En la figura 4 se aprecia como era La Zamora en el 2005, cuando era un tugurio, y como es actualmente. Note que en el 2005 dicha comunidad era un tugurio compuesto por viviendas de pobre calidad y resistencia. Pero como ya se mencionó, el asentamiento informal se convirtió en una urbanización con casas dignas, seguras y de mejor óptima calidad.

 

 

Figura 4. La Zamora. El asentamiento pasó de ranchos de cartón y lata en el 2005 a viviendas de bien social en el 2017. Ortofotos del SNIT, escala 1:1000. Fuente: Investigación propia.

 

Conclusiones

 

En Santo Domingo de Heredia ha sido posible reducir la vulnerabilidad física en tres vecindarios: Rincón de Ricardo ubicado en el distrito Santa Rosa, Barrio Fátima del distrito San Vicente y la urbanización La Zamora localizada en el distrito Tures.

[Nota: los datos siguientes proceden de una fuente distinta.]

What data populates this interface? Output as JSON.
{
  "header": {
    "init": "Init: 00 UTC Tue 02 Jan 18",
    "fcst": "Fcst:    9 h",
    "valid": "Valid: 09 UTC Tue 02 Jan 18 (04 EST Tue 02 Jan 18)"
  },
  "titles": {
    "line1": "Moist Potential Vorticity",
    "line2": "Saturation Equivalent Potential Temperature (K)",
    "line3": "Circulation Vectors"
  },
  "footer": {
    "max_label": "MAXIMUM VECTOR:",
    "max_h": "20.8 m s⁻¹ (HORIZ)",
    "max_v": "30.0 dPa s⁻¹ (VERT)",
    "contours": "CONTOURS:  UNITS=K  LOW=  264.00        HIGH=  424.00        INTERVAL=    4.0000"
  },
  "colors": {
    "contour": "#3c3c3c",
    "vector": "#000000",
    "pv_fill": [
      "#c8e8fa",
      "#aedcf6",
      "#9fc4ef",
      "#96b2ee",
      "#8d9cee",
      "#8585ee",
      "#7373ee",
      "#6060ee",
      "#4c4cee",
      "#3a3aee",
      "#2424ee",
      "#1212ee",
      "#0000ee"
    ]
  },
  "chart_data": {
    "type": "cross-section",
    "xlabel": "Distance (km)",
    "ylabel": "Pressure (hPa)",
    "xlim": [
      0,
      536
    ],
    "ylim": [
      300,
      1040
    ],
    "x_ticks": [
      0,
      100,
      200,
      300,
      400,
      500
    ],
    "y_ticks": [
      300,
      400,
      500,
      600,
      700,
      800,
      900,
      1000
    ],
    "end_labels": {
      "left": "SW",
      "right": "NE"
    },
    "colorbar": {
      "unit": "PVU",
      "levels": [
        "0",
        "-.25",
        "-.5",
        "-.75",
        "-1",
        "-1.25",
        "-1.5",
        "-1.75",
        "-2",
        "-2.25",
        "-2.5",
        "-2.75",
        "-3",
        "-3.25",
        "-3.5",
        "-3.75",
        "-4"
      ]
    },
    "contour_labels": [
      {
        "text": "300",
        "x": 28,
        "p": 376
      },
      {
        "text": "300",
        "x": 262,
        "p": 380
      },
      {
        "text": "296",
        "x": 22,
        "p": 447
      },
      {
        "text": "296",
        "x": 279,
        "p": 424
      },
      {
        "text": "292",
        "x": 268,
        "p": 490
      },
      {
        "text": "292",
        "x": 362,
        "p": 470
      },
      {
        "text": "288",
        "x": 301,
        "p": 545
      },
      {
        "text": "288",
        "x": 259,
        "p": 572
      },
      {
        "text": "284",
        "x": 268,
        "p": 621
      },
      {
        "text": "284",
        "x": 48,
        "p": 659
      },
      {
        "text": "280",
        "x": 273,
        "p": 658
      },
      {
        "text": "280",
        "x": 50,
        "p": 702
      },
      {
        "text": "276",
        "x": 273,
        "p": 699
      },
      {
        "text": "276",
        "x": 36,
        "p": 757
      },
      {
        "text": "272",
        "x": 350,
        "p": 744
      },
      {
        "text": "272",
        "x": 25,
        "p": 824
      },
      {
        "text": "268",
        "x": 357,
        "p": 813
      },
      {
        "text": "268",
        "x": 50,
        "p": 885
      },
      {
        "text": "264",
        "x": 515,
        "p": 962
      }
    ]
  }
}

En los dos primeros casos la acción realizada para disminuir la condición de susceptibilidad fue la reubicación de viviendas expuestas al impacto de las inundaciones del río Bermúdez y en el tercero, la gestión para prevenir incidentes y reducir la exposición fue convertir un tugurio en una urbanización de bien social, compuesta de viviendas resistentes al impacto de fuerzas naturales y con diseños que disminuyen la probabilidad de ocurrencia de incendios. Con tales acciones, los gestores de riesgos del cantón y los grupos organizados han hecho genuinas actividades de prevención de emergencias y han mejorado no solo la seguridad de habitantes del cantón sino también, su bienestar.